Until the end of slavery, the colonists remained in their positions and obstinately refused to see anything other than poisoning in the mortality of their animals or even their slaves. For them, the black is only a savage, obeying primary feelings, acting cowardly in the shadows and in the context of associations of poisoners. We believe that, during slavery, poisoning existed as in all times and in all latitudes. But the settlers, in making the crime of poisoning a fact of society and refusing to let go of it, acted more under the effect of a collective psychosis, perhaps due to the fact that they are overwhelmed by more and more free slaves and colored men.

These poisonings are therefore located in the larger framework of slavery and show its vices: fear of the colonist, abuse, sadomasochistic relationships, recourse to the marvelous. And we can see that it was the slaves who paid, once again, their tribute in human lives to these beliefs.

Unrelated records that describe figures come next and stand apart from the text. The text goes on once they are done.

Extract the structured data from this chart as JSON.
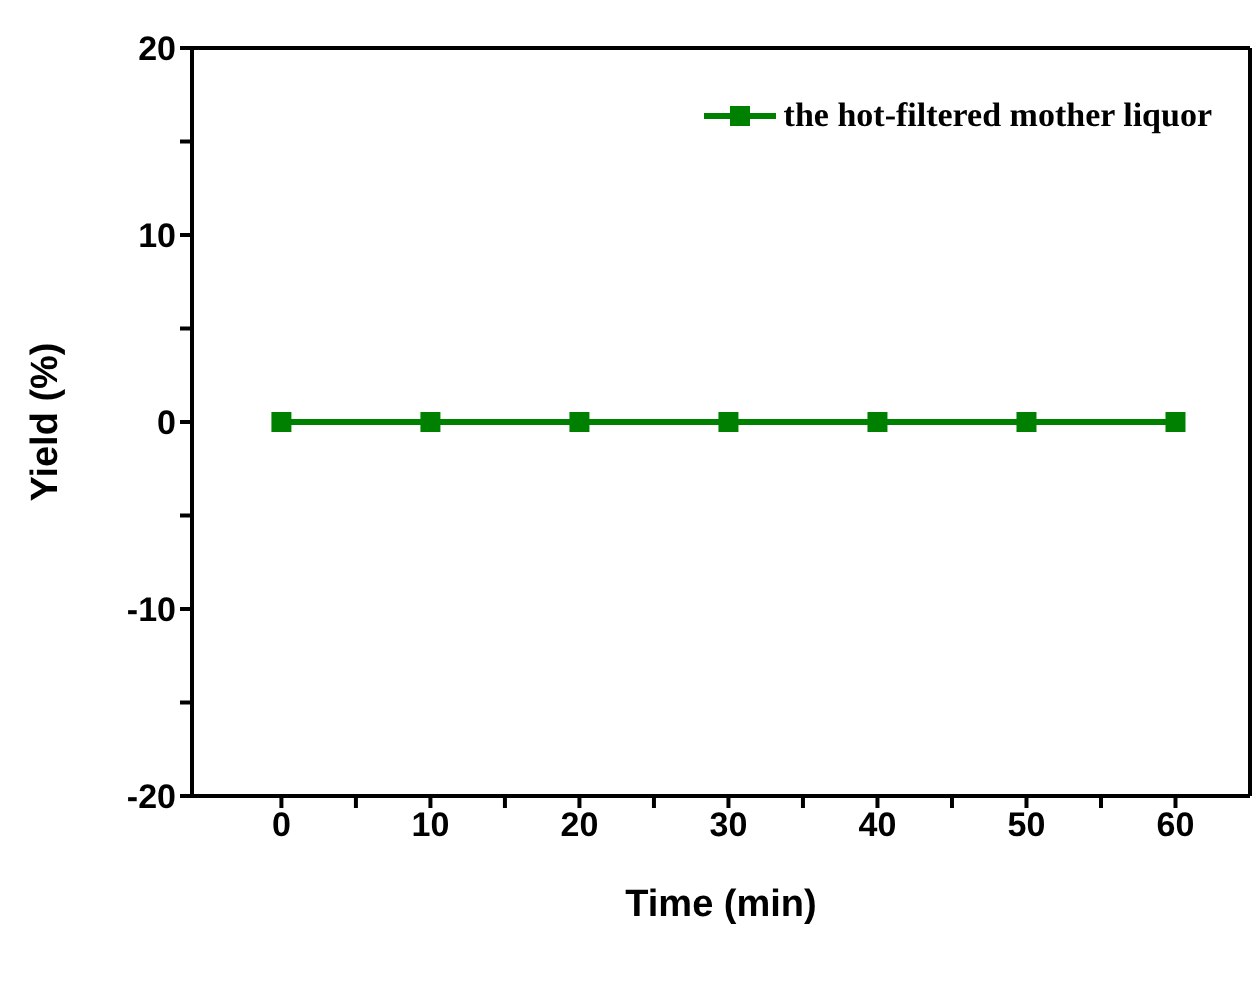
{
  "chart_data": {
    "type": "line",
    "xlabel": "Time (min)",
    "ylabel": "Yield (%)",
    "x": [
      0,
      10,
      20,
      30,
      40,
      50,
      60
    ],
    "series": [
      {
        "name": "the hot-filtered mother liquor",
        "color": "#008000",
        "values": [
          0,
          0,
          0,
          0,
          0,
          0,
          0
        ]
      }
    ],
    "xlim": [
      -6,
      65
    ],
    "xticks": [
      0,
      {
        "value": 5,
        "label": null
      },
      10,
      {
        "value": 15,
        "label": null
      },
      20,
      {
        "value": 25,
        "label": null
      },
      30,
      {
        "value": 35,
        "label": null
      },
      40,
      {
        "value": 45,
        "label": null
      },
      50,
      {
        "value": 55,
        "label": null
      },
      60
    ],
    "ylim": [
      -20,
      20
    ],
    "yticks": [
      -20,
      {
        "value": -15,
        "label": null
      },
      -10,
      {
        "value": -5,
        "label": null
      },
      0,
      {
        "value": 5,
        "label": null
      },
      10,
      {
        "value": 15,
        "label": null
      },
      20
    ],
    "grid": false,
    "legend": "top right",
    "marker": "square",
    "line_style": "solid"
  }
}
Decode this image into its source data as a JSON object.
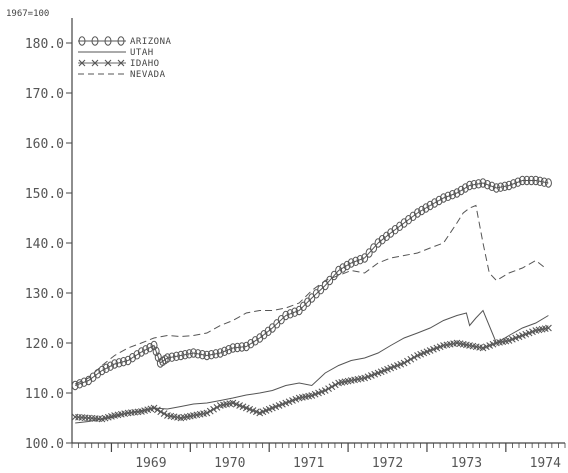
{
  "chart_data": {
    "type": "line",
    "unit_note": "1967=100",
    "ylim": [
      100,
      185
    ],
    "yticks": [
      100,
      110,
      120,
      130,
      140,
      150,
      160,
      170,
      180
    ],
    "ytick_labels": [
      "100.0",
      "110.0",
      "120.0",
      "130.0",
      "140.0",
      "150.0",
      "160.0",
      "170.0",
      "180.0"
    ],
    "xlim": [
      1968.5,
      1974.75
    ],
    "xtick_labels": [
      "1969",
      "1970",
      "1971",
      "1972",
      "1973",
      "1974"
    ],
    "legend_position": "top-left",
    "grid": false,
    "series": [
      {
        "name": "ARIZONA",
        "marker": "o",
        "x": [
          1968.54,
          1968.71,
          1968.88,
          1969.04,
          1969.21,
          1969.38,
          1969.54,
          1969.62,
          1969.71,
          1969.88,
          1970.04,
          1970.21,
          1970.38,
          1970.54,
          1970.71,
          1970.88,
          1971.04,
          1971.21,
          1971.38,
          1971.54,
          1971.71,
          1971.88,
          1972.04,
          1972.21,
          1972.38,
          1972.54,
          1972.71,
          1972.88,
          1973.04,
          1973.21,
          1973.38,
          1973.54,
          1973.71,
          1973.88,
          1974.04,
          1974.21,
          1974.38,
          1974.54
        ],
        "y": [
          111.5,
          112.5,
          114.5,
          115.8,
          116.5,
          118.2,
          119.5,
          116.0,
          117.0,
          117.5,
          118.0,
          117.5,
          118.0,
          119.0,
          119.3,
          121.0,
          123.0,
          125.5,
          126.5,
          129.0,
          131.5,
          134.5,
          136.0,
          137.0,
          140.0,
          142.0,
          144.0,
          146.0,
          147.5,
          149.0,
          150.0,
          151.5,
          152.0,
          151.0,
          151.5,
          152.5,
          152.5,
          152.0
        ]
      },
      {
        "name": "UTAH",
        "marker": "solid",
        "x": [
          1968.54,
          1968.71,
          1968.88,
          1969.04,
          1969.21,
          1969.38,
          1969.54,
          1969.71,
          1969.88,
          1970.04,
          1970.21,
          1970.38,
          1970.54,
          1970.71,
          1970.88,
          1971.04,
          1971.21,
          1971.38,
          1971.54,
          1971.71,
          1971.88,
          1972.04,
          1972.21,
          1972.38,
          1972.54,
          1972.71,
          1972.88,
          1973.04,
          1973.21,
          1973.38,
          1973.5,
          1973.54,
          1973.62,
          1973.71,
          1973.88,
          1974.04,
          1974.21,
          1974.38,
          1974.54
        ],
        "y": [
          104.0,
          104.3,
          104.8,
          105.2,
          106.0,
          106.5,
          107.0,
          106.8,
          107.3,
          107.8,
          108.0,
          108.5,
          109.0,
          109.6,
          110.0,
          110.5,
          111.5,
          112.0,
          111.5,
          114.0,
          115.5,
          116.5,
          117.0,
          118.0,
          119.5,
          121.0,
          122.0,
          123.0,
          124.5,
          125.5,
          126.0,
          123.5,
          125.0,
          126.5,
          120.0,
          121.5,
          123.0,
          124.0,
          125.5
        ]
      },
      {
        "name": "IDAHO",
        "marker": "x",
        "x": [
          1968.54,
          1968.71,
          1968.88,
          1969.04,
          1969.21,
          1969.38,
          1969.54,
          1969.71,
          1969.88,
          1970.04,
          1970.21,
          1970.38,
          1970.54,
          1970.71,
          1970.88,
          1971.04,
          1971.21,
          1971.38,
          1971.54,
          1971.71,
          1971.88,
          1972.04,
          1972.21,
          1972.38,
          1972.54,
          1972.71,
          1972.88,
          1973.04,
          1973.21,
          1973.38,
          1973.54,
          1973.71,
          1973.88,
          1974.04,
          1974.21,
          1974.38,
          1974.54
        ],
        "y": [
          105.2,
          105.0,
          104.8,
          105.5,
          106.0,
          106.3,
          107.0,
          105.5,
          105.0,
          105.5,
          106.0,
          107.5,
          108.0,
          107.0,
          106.0,
          107.0,
          108.0,
          109.0,
          109.5,
          110.5,
          112.0,
          112.5,
          113.0,
          114.0,
          115.0,
          116.0,
          117.5,
          118.5,
          119.5,
          120.0,
          119.5,
          119.0,
          120.0,
          120.5,
          121.5,
          122.5,
          123.0
        ]
      },
      {
        "name": "NEVADA",
        "marker": "dashed",
        "x": [
          1968.54,
          1968.71,
          1968.88,
          1969.04,
          1969.21,
          1969.38,
          1969.54,
          1969.71,
          1969.88,
          1970.04,
          1970.21,
          1970.38,
          1970.54,
          1970.71,
          1970.88,
          1971.04,
          1971.21,
          1971.38,
          1971.54,
          1971.71,
          1971.88,
          1972.04,
          1972.21,
          1972.38,
          1972.54,
          1972.71,
          1972.88,
          1973.04,
          1973.21,
          1973.38,
          1973.46,
          1973.54,
          1973.62,
          1973.71,
          1973.79,
          1973.88,
          1974.04,
          1974.21,
          1974.38,
          1974.5
        ],
        "y": [
          111.8,
          113.0,
          115.5,
          117.5,
          119.0,
          120.0,
          121.0,
          121.5,
          121.3,
          121.5,
          122.0,
          123.5,
          124.5,
          126.0,
          126.5,
          126.5,
          127.0,
          128.0,
          130.5,
          132.5,
          133.5,
          134.5,
          134.0,
          136.0,
          137.0,
          137.5,
          138.0,
          139.0,
          140.0,
          144.0,
          146.0,
          147.0,
          147.5,
          140.0,
          134.0,
          132.5,
          134.0,
          135.0,
          136.5,
          135.0
        ]
      }
    ]
  }
}
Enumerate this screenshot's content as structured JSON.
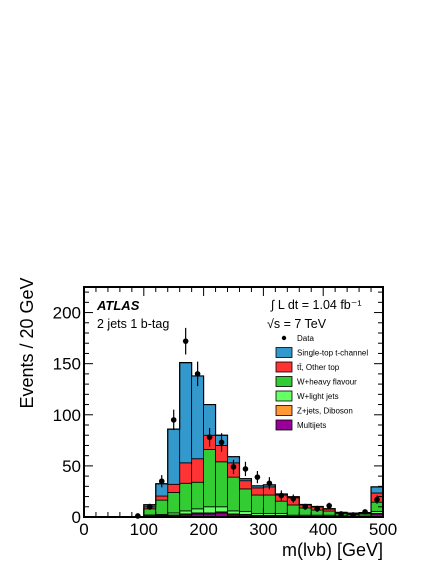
{
  "chart_data": {
    "type": "bar",
    "stacked": true,
    "xlabel": "m(lνb) [GeV]",
    "ylabel": "Events / 20 GeV",
    "xlim": [
      0,
      500
    ],
    "ylim": [
      0,
      225
    ],
    "x_ticks": [
      "0",
      "100",
      "200",
      "300",
      "400",
      "500"
    ],
    "y_ticks": [
      "0",
      "50",
      "100",
      "150",
      "200"
    ],
    "x_ticks_values": [
      0,
      100,
      200,
      300,
      400,
      500
    ],
    "y_ticks_values": [
      0,
      50,
      100,
      150,
      200
    ],
    "bin_edges": [
      0,
      20,
      40,
      60,
      80,
      100,
      120,
      140,
      160,
      180,
      200,
      220,
      240,
      260,
      280,
      300,
      320,
      340,
      360,
      380,
      400,
      420,
      440,
      460,
      480,
      500
    ],
    "series": [
      {
        "name": "Multijets",
        "color": "#990099",
        "values": [
          0,
          0,
          0,
          0,
          0,
          0.5,
          1,
          1,
          2,
          3,
          3,
          4,
          2,
          2,
          1,
          1,
          1,
          0.5,
          0.5,
          0.5,
          0.5,
          0.5,
          0.3,
          0.3,
          3
        ]
      },
      {
        "name": "Z+jets, Diboson",
        "color": "#ff9933",
        "values": [
          0,
          0,
          0,
          0,
          0,
          0.5,
          0.5,
          1,
          1,
          1,
          1,
          1,
          1,
          0.5,
          0.5,
          0.5,
          0.5,
          0.3,
          0.3,
          0.3,
          0.3,
          0.2,
          0.2,
          0.2,
          0.5
        ]
      },
      {
        "name": "W+light jets",
        "color": "#66ff66",
        "values": [
          0,
          0,
          0,
          0,
          0,
          1,
          1,
          2,
          3,
          4,
          6,
          5,
          3,
          3,
          2,
          2,
          2,
          1,
          1,
          1,
          1,
          0.5,
          0.5,
          0.5,
          2
        ]
      },
      {
        "name": "W+heavy flavour",
        "color": "#33cc33",
        "values": [
          0,
          0,
          0,
          0,
          0,
          6,
          14,
          20,
          27,
          26,
          56,
          44,
          33,
          22,
          18,
          18,
          12,
          10,
          7,
          5,
          4,
          2,
          1.5,
          2,
          9
        ]
      },
      {
        "name": "tt̄, Other top",
        "color": "#ff3333",
        "values": [
          0,
          0,
          0,
          0,
          0,
          2,
          4,
          8,
          20,
          23,
          14,
          16,
          14,
          8,
          7,
          8,
          6,
          7,
          3,
          3,
          2,
          1,
          1,
          1,
          9
        ]
      },
      {
        "name": "Single-top t-channel",
        "color": "#3399cc",
        "values": [
          0,
          0,
          0,
          0,
          0,
          2,
          12,
          54,
          98,
          81,
          30,
          10,
          6,
          2,
          2,
          2,
          1,
          1,
          0.5,
          0.5,
          0.3,
          0.3,
          0.3,
          0.3,
          6
        ]
      }
    ],
    "data": {
      "name": "Data",
      "x": [
        90,
        110,
        130,
        150,
        170,
        190,
        210,
        230,
        250,
        270,
        290,
        310,
        330,
        350,
        370,
        390,
        410,
        430,
        450,
        470,
        490
      ],
      "y": [
        1,
        10,
        35,
        95,
        172,
        140,
        78,
        73,
        49,
        47,
        39,
        33,
        21,
        18,
        10,
        8,
        11,
        3,
        2,
        5,
        17
      ],
      "err": [
        1,
        3,
        6,
        10,
        13,
        12,
        9,
        9,
        7,
        7,
        6,
        6,
        5,
        4,
        3,
        3,
        3,
        2,
        1.5,
        2,
        4
      ]
    },
    "annotations": {
      "experiment": "ATLAS",
      "selection": "2 jets 1 b-tag",
      "luminosity": "∫ L dt = 1.04 fb⁻¹",
      "energy": "√s = 7 TeV"
    },
    "legend": {
      "placement": "top-right",
      "entries": [
        "Data",
        "Single-top t-channel",
        "tt̄, Other top",
        "W+heavy flavour",
        "W+light jets",
        "Z+jets, Diboson",
        "Multijets"
      ]
    }
  }
}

Bibliography: – The Sovereign Council – 1820 – 25 – p 100. – The Privy Council 1830-1842. – RUFZ DE LAVISON (Dr): “Research on poisonings practiced by negroes in Martinique”. Annals of public health and forensic medicine – volumes 31 and 32. – DEBBASCH (Y): “The crime of poisoning on the islands during the slave period”. French review of overseas history 1963. – MORENAS (J): Historical summary of the slave trade. Paris 1828. p. 325 and following. – DESSALES (PFR): in Annals of the Sovereign Council of Martinique – T1 p.497. – SCHOELCHER (V): French colonies immediate abolition of slavery T. 1. – LETI (G): Health and slavery society. Martinique 1802-1848. History thesis, May 1996. p. 162-172.